We did con­sider of­fer­ing a quick list of what uses what—a 10TB hard drive, for ex­am­ple, needs 7–10W—but the list would be too long, and there are on­line cal­cu­la­tors that can do this for you. OuterVi­sion has a good one that in­cludes pro­ces­sor and GPU over­clock­ing, plus it shows po­ten­tial sav­ings ob­tained by using higher ef­fi­ciency rat­ings.

Plan ahead. Are you ever go­ing to fit two graph­ics cards, or over­clock? Spec­ify for the most ex­treme your rig is ever go­ing to get—you do not want to buy twice. Given the graph­ics sys­tem is where the pres­sure is, look for rec­om­men­da­tions from graph­ics card man­u­fac­tur­ers. For ex­am­ple, an Nvidia GTX 1080 Ti or GTX Titan asks for 600W, and 850W if you dou­ble up. Drop to a GTX 1060, and 450W will cover things.

AMD cards are more de­mand­ing—the Vega 64 is no­to­ri­ously power-hun­gry. A sin­gle Vega 64 wants 600W, but a dual rig asks for 1,100W. The most ex­treme rec­om­men­da­tions in­clude a dual Vega 64 Liq­uid Edition or quad GTX Titan; th­ese want 1,350W. A four-card Radeon R9 Fury X tops this at 1,600W. Yowsers.

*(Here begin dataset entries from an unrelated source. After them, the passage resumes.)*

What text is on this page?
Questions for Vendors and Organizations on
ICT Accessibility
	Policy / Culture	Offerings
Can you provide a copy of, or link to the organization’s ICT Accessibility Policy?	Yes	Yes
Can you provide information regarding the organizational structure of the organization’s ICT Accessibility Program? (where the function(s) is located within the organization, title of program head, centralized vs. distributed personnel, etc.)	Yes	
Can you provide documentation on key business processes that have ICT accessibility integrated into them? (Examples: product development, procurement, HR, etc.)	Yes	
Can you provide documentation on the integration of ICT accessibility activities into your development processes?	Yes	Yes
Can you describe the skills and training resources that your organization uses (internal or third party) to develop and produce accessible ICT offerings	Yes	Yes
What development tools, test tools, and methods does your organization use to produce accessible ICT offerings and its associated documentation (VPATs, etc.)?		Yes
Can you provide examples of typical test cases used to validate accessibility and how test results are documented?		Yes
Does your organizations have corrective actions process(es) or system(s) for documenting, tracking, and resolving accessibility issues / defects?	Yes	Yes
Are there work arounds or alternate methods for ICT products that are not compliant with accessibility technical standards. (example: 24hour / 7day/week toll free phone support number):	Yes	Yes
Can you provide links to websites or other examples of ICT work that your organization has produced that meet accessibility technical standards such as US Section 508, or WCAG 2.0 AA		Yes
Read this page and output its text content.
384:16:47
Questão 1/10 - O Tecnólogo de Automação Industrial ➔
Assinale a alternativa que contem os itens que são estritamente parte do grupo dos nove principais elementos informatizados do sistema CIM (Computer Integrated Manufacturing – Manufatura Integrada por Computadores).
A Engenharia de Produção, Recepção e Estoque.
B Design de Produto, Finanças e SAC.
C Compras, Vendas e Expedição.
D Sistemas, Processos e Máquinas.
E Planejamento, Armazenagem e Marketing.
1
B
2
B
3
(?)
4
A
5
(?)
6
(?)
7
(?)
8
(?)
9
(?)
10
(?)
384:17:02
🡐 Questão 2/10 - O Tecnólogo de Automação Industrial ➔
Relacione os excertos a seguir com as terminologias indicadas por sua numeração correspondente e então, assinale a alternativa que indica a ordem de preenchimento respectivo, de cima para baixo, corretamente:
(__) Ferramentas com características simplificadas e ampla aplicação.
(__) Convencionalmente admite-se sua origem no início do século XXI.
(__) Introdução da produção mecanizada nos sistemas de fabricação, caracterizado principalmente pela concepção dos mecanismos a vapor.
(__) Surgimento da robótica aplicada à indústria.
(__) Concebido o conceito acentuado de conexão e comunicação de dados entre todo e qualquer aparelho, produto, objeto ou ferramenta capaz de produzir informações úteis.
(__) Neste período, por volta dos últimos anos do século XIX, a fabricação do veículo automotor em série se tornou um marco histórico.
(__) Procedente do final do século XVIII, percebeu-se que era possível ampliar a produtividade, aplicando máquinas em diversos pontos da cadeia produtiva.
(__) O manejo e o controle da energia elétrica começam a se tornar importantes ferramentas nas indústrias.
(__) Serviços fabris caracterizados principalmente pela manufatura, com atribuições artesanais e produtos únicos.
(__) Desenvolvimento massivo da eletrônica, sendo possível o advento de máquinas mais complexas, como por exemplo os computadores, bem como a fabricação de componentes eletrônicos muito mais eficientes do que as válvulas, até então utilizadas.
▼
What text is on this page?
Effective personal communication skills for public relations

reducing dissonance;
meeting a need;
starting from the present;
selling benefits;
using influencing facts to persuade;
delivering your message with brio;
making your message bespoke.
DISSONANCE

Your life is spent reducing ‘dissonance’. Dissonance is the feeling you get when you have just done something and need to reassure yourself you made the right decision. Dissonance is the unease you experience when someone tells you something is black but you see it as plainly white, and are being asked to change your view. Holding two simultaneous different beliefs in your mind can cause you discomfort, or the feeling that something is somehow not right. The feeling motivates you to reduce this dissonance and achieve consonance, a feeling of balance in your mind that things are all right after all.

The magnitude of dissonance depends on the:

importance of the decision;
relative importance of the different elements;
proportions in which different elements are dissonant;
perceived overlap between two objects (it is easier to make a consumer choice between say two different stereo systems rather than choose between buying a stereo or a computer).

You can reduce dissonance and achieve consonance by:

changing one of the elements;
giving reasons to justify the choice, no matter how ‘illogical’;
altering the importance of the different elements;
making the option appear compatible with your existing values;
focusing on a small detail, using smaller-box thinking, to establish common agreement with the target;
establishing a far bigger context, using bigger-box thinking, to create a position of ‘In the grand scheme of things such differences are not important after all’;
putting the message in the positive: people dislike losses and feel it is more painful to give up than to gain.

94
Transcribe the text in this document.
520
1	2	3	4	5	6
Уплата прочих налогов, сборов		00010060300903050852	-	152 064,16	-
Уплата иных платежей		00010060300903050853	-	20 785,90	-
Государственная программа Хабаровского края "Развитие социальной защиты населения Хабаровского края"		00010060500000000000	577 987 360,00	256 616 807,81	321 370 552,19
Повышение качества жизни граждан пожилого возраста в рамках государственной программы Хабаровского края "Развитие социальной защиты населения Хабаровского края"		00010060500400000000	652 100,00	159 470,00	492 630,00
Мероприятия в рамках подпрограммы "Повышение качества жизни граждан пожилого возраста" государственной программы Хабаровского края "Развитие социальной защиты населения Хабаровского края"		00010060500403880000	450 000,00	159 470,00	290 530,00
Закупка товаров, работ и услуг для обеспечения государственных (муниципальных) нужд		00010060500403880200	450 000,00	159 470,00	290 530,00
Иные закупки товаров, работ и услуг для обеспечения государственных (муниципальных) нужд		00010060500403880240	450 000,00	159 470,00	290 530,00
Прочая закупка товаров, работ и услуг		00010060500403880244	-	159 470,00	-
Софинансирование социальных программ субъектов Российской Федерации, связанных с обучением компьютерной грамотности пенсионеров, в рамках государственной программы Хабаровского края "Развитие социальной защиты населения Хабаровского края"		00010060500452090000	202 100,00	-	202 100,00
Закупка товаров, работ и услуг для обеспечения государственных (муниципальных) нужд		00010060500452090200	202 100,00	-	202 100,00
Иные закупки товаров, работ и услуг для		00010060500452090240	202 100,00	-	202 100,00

If you plan to over­clock, an­other 50– 100W should cover things, but you need a good clean cur­rent, so go high qual­ity. There is no ideal value. It just needs to be enough to run ev­ery­thing with­out stress­ing the PSU—an ex­tra 100W over won’t hurt; much more means pay­ing for some­thing you’ll never use.